Istilah “sultanking” berasal dari kata “Sultan,” yang secara historis merujuk pada penguasa atau pemimpin di Budaya Timur Tengah dan Islam. Dalam konteks media sosial, ia telah mewakili individu yang memancarkan kemewahan, kekayaan, dan kemewahan di hadapan online mereka.
Salah satu fitur utama dari Sultanking adalah penekanan pada harta benda dan kekayaan material. Influencer di ruang ini sering memamerkan pakaian desainer mereka, mobil mewah, liburan eksotis, dan rumah mewah. Mereka sering memposting foto dan video yang menampilkan gaya hidup mereka yang luar biasa, menciptakan rasa iri dan aspirasi di antara para pengikut mereka.
Munculnya sultanking dapat dikaitkan dengan beberapa faktor. Salah satu pendorong utama adalah meningkatnya popularitas platform media sosial sebagai sarana ekspresi diri dan promosi diri. Dengan munculnya influencer dan pembuat konten, individu terus mencari cara untuk menonjol dan menarik perhatian secara online. Dengan menggambarkan diri mereka sebagai orang kaya dan glamor, Sultankers dapat menangkap minat audiens yang besar dan mendapatkan pengikut dengan cepat.
Faktor lain yang berkontribusi pada kebangkitan sultanking adalah pengaruh budaya selebriti yang berkembang dan keinginan untuk ketenaran dan pengakuan. Banyak orang melihat media sosial sebagai platform untuk memamerkan gaya hidup mereka dan mendapatkan kekaguman dari orang lain. Dengan mengadopsi persona sultanker, individu dapat memenuhi keinginan mereka untuk perhatian dan validasi dari pengikut mereka.
Terlepas dari popularitasnya yang semakin besar, Sultanking juga menghadapi kritik dan reaksi dari beberapa orang yang melihatnya sebagai dangkal dan materialistis.

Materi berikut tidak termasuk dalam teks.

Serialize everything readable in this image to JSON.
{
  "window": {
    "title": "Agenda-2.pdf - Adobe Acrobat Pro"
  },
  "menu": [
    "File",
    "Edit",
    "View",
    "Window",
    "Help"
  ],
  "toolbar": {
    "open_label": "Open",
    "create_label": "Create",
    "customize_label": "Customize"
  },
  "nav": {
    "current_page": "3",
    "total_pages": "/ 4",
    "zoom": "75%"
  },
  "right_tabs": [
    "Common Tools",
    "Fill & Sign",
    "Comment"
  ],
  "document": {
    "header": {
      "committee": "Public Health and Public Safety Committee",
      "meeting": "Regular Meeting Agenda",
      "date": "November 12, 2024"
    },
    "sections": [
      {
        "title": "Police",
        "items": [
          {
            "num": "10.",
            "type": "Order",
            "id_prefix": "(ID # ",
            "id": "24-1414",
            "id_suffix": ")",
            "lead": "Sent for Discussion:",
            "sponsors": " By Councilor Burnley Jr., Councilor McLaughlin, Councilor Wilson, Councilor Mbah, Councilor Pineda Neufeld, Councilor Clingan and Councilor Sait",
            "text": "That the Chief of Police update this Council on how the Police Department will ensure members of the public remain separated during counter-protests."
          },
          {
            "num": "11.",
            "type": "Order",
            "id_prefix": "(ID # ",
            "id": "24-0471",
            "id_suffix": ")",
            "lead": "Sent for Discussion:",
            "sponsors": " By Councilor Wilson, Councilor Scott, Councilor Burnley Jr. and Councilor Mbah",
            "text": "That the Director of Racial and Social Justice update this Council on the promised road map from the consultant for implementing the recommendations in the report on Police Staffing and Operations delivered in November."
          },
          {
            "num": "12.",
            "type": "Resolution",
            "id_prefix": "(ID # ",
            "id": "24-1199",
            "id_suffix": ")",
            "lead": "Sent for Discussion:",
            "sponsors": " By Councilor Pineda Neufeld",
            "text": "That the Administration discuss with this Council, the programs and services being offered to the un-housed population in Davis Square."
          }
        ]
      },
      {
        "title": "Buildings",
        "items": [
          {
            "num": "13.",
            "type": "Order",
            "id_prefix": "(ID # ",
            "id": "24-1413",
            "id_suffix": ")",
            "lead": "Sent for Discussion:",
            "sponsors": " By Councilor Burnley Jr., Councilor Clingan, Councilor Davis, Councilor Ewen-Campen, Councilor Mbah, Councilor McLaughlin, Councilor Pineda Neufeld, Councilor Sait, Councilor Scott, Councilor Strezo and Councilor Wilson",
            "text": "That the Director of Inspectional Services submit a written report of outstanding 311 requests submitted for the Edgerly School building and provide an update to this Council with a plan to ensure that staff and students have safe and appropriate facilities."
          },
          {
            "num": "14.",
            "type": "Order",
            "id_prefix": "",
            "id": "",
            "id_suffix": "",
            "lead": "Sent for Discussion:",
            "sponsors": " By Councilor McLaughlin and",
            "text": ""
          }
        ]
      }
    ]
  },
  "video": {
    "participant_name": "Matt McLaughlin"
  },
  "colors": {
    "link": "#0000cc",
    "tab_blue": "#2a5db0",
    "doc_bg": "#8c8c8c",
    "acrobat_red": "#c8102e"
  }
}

Para kritikus berpendapat bahwa fokus pada kekayaan dan kemewahan melanggengkan standar keberhasilan dan kebahagiaan yang tidak realistis, yang mengarah pada perasaan tidak mampu dan ketidakpuasan di antara mereka yang tidak dapat mencapai tingkat kemewahan yang sama.
Namun, para pendukung Sultanking berpendapat bahwa itu hanyalah bentuk ekspresi diri dan kreativitas, yang memungkinkan individu untuk mengkuratori kepribadian online mereka dengan cara yang mencerminkan aspirasi dan keinginan mereka. Mereka percaya bahwa sultanking adalah bentuk pelarian, yang memungkinkan individu untuk membenamkan diri dalam dunia kemewahan dan kemewahan, bahkan jika hanya sementara.

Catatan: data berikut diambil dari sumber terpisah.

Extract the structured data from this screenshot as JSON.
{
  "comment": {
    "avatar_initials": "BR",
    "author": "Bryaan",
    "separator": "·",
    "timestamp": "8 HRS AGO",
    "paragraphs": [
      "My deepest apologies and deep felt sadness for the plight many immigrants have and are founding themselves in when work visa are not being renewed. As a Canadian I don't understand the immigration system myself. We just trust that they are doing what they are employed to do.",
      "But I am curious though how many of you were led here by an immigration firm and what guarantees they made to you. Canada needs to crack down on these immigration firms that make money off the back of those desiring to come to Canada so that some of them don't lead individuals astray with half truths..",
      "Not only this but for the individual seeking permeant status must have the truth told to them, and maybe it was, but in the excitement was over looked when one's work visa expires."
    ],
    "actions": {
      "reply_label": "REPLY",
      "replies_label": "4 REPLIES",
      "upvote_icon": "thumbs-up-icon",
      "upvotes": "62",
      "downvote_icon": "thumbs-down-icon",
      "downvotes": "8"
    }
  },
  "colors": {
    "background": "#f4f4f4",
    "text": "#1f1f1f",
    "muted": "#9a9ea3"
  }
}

Karena tren Sultanking terus mendapatkan momentum, akan menarik untuk melihat bagaimana ia berkembang dan apakah itu akan terus memikat khalayak atau akhirnya memudar menjadi ketidakjelasan. Apakah Anda menyukainya atau membencinya, tidak dapat disangkal bahwa Sultanking telah menjadi tren yang signifikan di dunia media sosial, menampilkan daya tarik kekayaan, kemewahan, dan pemborosan di era digital.